Once a Home
by Bianca Labraque
Since time immemorial, Thomasians had widely known a particular old and cramped place along the well-lit street of Asturias — there stands an almost hundred year old house. It’s a good place for hanging out with friends, filled with exploding dim colored lights and loud music. But have you ever wondered why a simple house stopped becoming a place to call home, and instead became a place stuffed with noise and lots of stingy alcoholic beverages?
Perhaps being one of the most overlooked stories, the story behind the place we call, “Tapsi,” is darker as we had expected. The house was built in the early 1900s where the clash of Spanish and American Colonization happened. It was owned by a mestizo who had his wife killed inside the very place they call home during the Second World War. Since then, the house has been isolated and never been visited by anyone, but only the owner stayed home. He lived there until the last of his breath, and it was said that before he sold it to a rich family during the 1980s, he warned them of “Echoes and bloodshed,” but the new owners didn’t listen. Every night the new family that started to reside in there were haunted by blood curdling cries and sudden gunshots that can be heard randomly at night. When they look around the house, they find nothing. There’s no person crying, neither is there someone with a gun.

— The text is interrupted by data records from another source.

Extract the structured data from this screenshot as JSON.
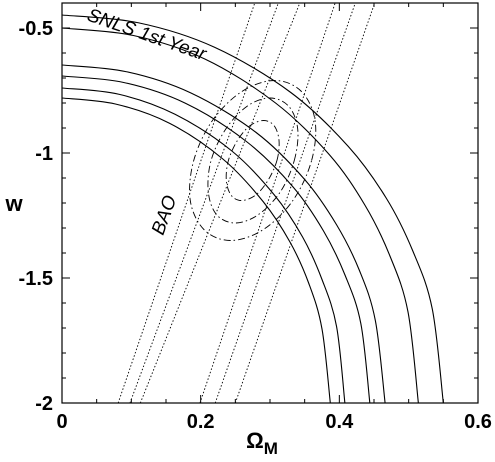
{
  "chart_data": {
    "type": "contour",
    "xlabel": "Ω",
    "xlabel_subscript": "M",
    "ylabel": "w",
    "annotations": [
      "SNLS 1st Year",
      "BAO"
    ],
    "xlim": [
      0,
      0.6
    ],
    "ylim": [
      -2,
      -0.4
    ],
    "xticks": [
      0,
      0.2,
      0.4,
      0.6
    ],
    "yticks": [
      -0.5,
      -1,
      -1.5,
      -2
    ],
    "xminorticks": [
      0.05,
      0.1,
      0.15,
      0.25,
      0.3,
      0.35,
      0.45,
      0.5,
      0.55
    ],
    "yminorticks": [
      -1.9,
      -1.8,
      -1.7,
      -1.6,
      -1.4,
      -1.3,
      -1.2,
      -1.1,
      -0.9,
      -0.8,
      -0.7,
      -0.6
    ],
    "series": [
      {
        "style": "solid",
        "color": "#000000",
        "x": [
          0,
          0.11,
          0.22,
          0.33,
          0.413,
          0.468,
          0.506,
          0.534,
          0.55
        ],
        "y": [
          -0.448,
          -0.479,
          -0.577,
          -0.758,
          -0.974,
          -1.182,
          -1.392,
          -1.623,
          -2
        ]
      },
      {
        "style": "solid",
        "color": "#000000",
        "x": [
          0,
          0.103,
          0.206,
          0.308,
          0.386,
          0.437,
          0.473,
          0.499,
          0.514
        ],
        "y": [
          -0.5,
          -0.53,
          -0.624,
          -0.8,
          -1.008,
          -1.209,
          -1.412,
          -1.635,
          -2
        ]
      },
      {
        "style": "solid",
        "color": "#000000",
        "x": [
          0,
          0.093,
          0.186,
          0.28,
          0.35,
          0.396,
          0.429,
          0.452,
          0.466
        ],
        "y": [
          -0.648,
          -0.675,
          -0.76,
          -0.918,
          -1.106,
          -1.287,
          -1.47,
          -1.671,
          -2
        ]
      },
      {
        "style": "solid",
        "color": "#000000",
        "x": [
          0,
          0.089,
          0.178,
          0.266,
          0.333,
          0.377,
          0.408,
          0.431,
          0.444
        ],
        "y": [
          -0.692,
          -0.718,
          -0.801,
          -0.954,
          -1.135,
          -1.311,
          -1.487,
          -1.682,
          -2
        ]
      },
      {
        "style": "solid",
        "color": "#000000",
        "x": [
          0,
          0.082,
          0.163,
          0.245,
          0.306,
          0.347,
          0.375,
          0.396,
          0.408
        ],
        "y": [
          -0.74,
          -0.765,
          -0.845,
          -0.992,
          -1.167,
          -1.336,
          -1.506,
          -1.694,
          -2
        ]
      },
      {
        "style": "solid",
        "color": "#000000",
        "x": [
          0,
          0.077,
          0.155,
          0.232,
          0.29,
          0.329,
          0.356,
          0.375,
          0.387
        ],
        "y": [
          -0.78,
          -0.804,
          -0.881,
          -1.024,
          -1.194,
          -1.357,
          -1.522,
          -1.704,
          -2
        ]
      },
      {
        "style": "dotted",
        "color": "#000000",
        "x": [
          0.081,
          0.278
        ],
        "y": [
          -2,
          -0.4
        ]
      },
      {
        "style": "dotted",
        "color": "#000000",
        "x": [
          0.098,
          0.312
        ],
        "y": [
          -2,
          -0.4
        ]
      },
      {
        "style": "dotted",
        "color": "#000000",
        "x": [
          0.113,
          0.343
        ],
        "y": [
          -2,
          -0.4
        ]
      },
      {
        "style": "dotted",
        "color": "#000000",
        "x": [
          0.199,
          0.394
        ],
        "y": [
          -2,
          -0.4
        ]
      },
      {
        "style": "dotted",
        "color": "#000000",
        "x": [
          0.221,
          0.423
        ],
        "y": [
          -2,
          -0.4
        ]
      },
      {
        "style": "dotted",
        "color": "#000000",
        "x": [
          0.25,
          0.451
        ],
        "y": [
          -2,
          -0.4
        ]
      },
      {
        "style": "dashdot",
        "color": "#000000",
        "closed": true,
        "x": [
          0.31,
          0.313,
          0.306,
          0.291,
          0.271,
          0.253,
          0.24,
          0.237,
          0.244,
          0.259,
          0.279,
          0.297
        ],
        "y": [
          -1.03,
          -0.95,
          -0.891,
          -0.87,
          -0.891,
          -0.95,
          -1.03,
          -1.11,
          -1.169,
          -1.19,
          -1.169,
          -1.11
        ]
      },
      {
        "style": "dashdot",
        "color": "#000000",
        "closed": true,
        "x": [
          0.335,
          0.34,
          0.327,
          0.3,
          0.267,
          0.236,
          0.215,
          0.211,
          0.223,
          0.25,
          0.283,
          0.315
        ],
        "y": [
          -1.03,
          -0.905,
          -0.813,
          -0.78,
          -0.813,
          -0.905,
          -1.03,
          -1.155,
          -1.247,
          -1.28,
          -1.247,
          -1.155
        ]
      },
      {
        "style": "dashdot",
        "color": "#000000",
        "closed": true,
        "x": [
          0.36,
          0.365,
          0.345,
          0.307,
          0.26,
          0.217,
          0.19,
          0.185,
          0.205,
          0.243,
          0.29,
          0.333
        ],
        "y": [
          -1.03,
          -0.87,
          -0.753,
          -0.71,
          -0.753,
          -0.87,
          -1.03,
          -1.19,
          -1.307,
          -1.35,
          -1.307,
          -1.19
        ]
      }
    ]
  }
}
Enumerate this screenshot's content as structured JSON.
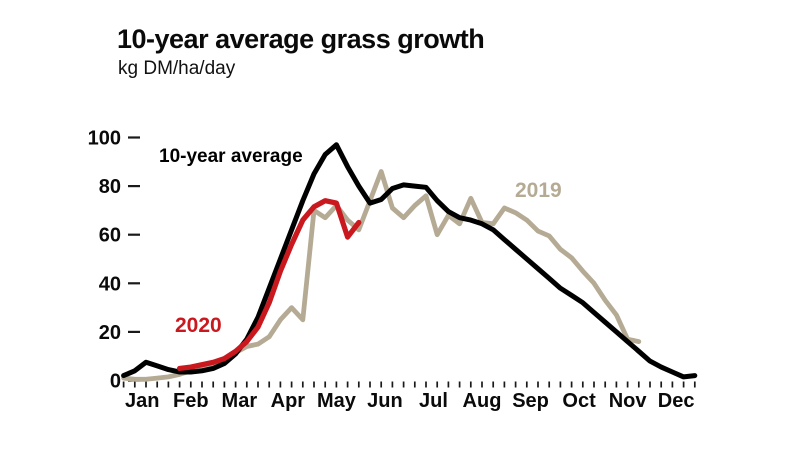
{
  "title": "10-year average grass growth",
  "subtitle": "kg DM/ha/day",
  "colors": {
    "average": "#000000",
    "y2019": "#b5ab94",
    "y2020": "#c9181e",
    "axis": "#1a1a1a",
    "text": "#0a0a0a",
    "background": "#ffffff"
  },
  "series_labels": {
    "average": "10-year average",
    "y2020": "2020",
    "y2019": "2019"
  },
  "chart_data": {
    "type": "line",
    "title": "10-year average grass growth",
    "ylabel": "kg DM/ha/day",
    "x_unit": "week of year",
    "weeks": 52,
    "months": [
      "Jan",
      "Feb",
      "Mar",
      "Apr",
      "May",
      "Jun",
      "Jul",
      "Aug",
      "Sep",
      "Oct",
      "Nov",
      "Dec"
    ],
    "y_ticks": [
      0,
      20,
      40,
      60,
      80,
      100
    ],
    "ylim": [
      0,
      100
    ],
    "grid": false,
    "legend_position": "inline-labels",
    "series": [
      {
        "id": "2019",
        "name": "2019",
        "color": "#b5ab94",
        "width": 4.8,
        "start_week": 1,
        "values": [
          1,
          0.5,
          0.5,
          1,
          1.5,
          2.5,
          4,
          5.5,
          7,
          9,
          11.5,
          14,
          15,
          18,
          25,
          30,
          25,
          70,
          67,
          72,
          66,
          62,
          74,
          86,
          71,
          67,
          72,
          76,
          60,
          68,
          64.5,
          75,
          65,
          64.5,
          71,
          69,
          66,
          61.5,
          59.5,
          54,
          50.5,
          45,
          40,
          33,
          27,
          17,
          16
        ]
      },
      {
        "id": "average",
        "name": "10-year average",
        "color": "#000000",
        "width": 5,
        "start_week": 1,
        "values": [
          2,
          4,
          7.5,
          6,
          4.5,
          3.5,
          3.5,
          4,
          5,
          7,
          11,
          17,
          26,
          38,
          50,
          62,
          74,
          85,
          93,
          97,
          88,
          80,
          73,
          74.5,
          79,
          80.5,
          80,
          79.5,
          74,
          69.5,
          67,
          66,
          64.5,
          62,
          58,
          54,
          50,
          46,
          42,
          38,
          35,
          32,
          28,
          24,
          20,
          16,
          12,
          8,
          5.5,
          3.5,
          1.5,
          2
        ]
      },
      {
        "id": "2020",
        "name": "2020",
        "color": "#c9181e",
        "width": 5.2,
        "start_week": 6,
        "values": [
          5,
          5.5,
          6.5,
          7.5,
          9,
          12,
          16,
          22,
          32,
          45,
          56,
          66,
          71.5,
          74,
          73,
          59,
          65
        ]
      }
    ]
  }
}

Ultimately terrified by the now haunted house, the new owners kindled an idea. To turn it into a restaurant-bar kind of place. And so they began their business of starting up a resto-bar inside the house. As time passes by, more customers came in and it became one of the busiest places around UST during nighttime. Since then, the cries and gunshots weren’t heard again…or maybe we just don’t hear it, because the banging of the loud music from the speakers and the voices of the constant chit-chatting students conceals the horrifying history of Tapsi.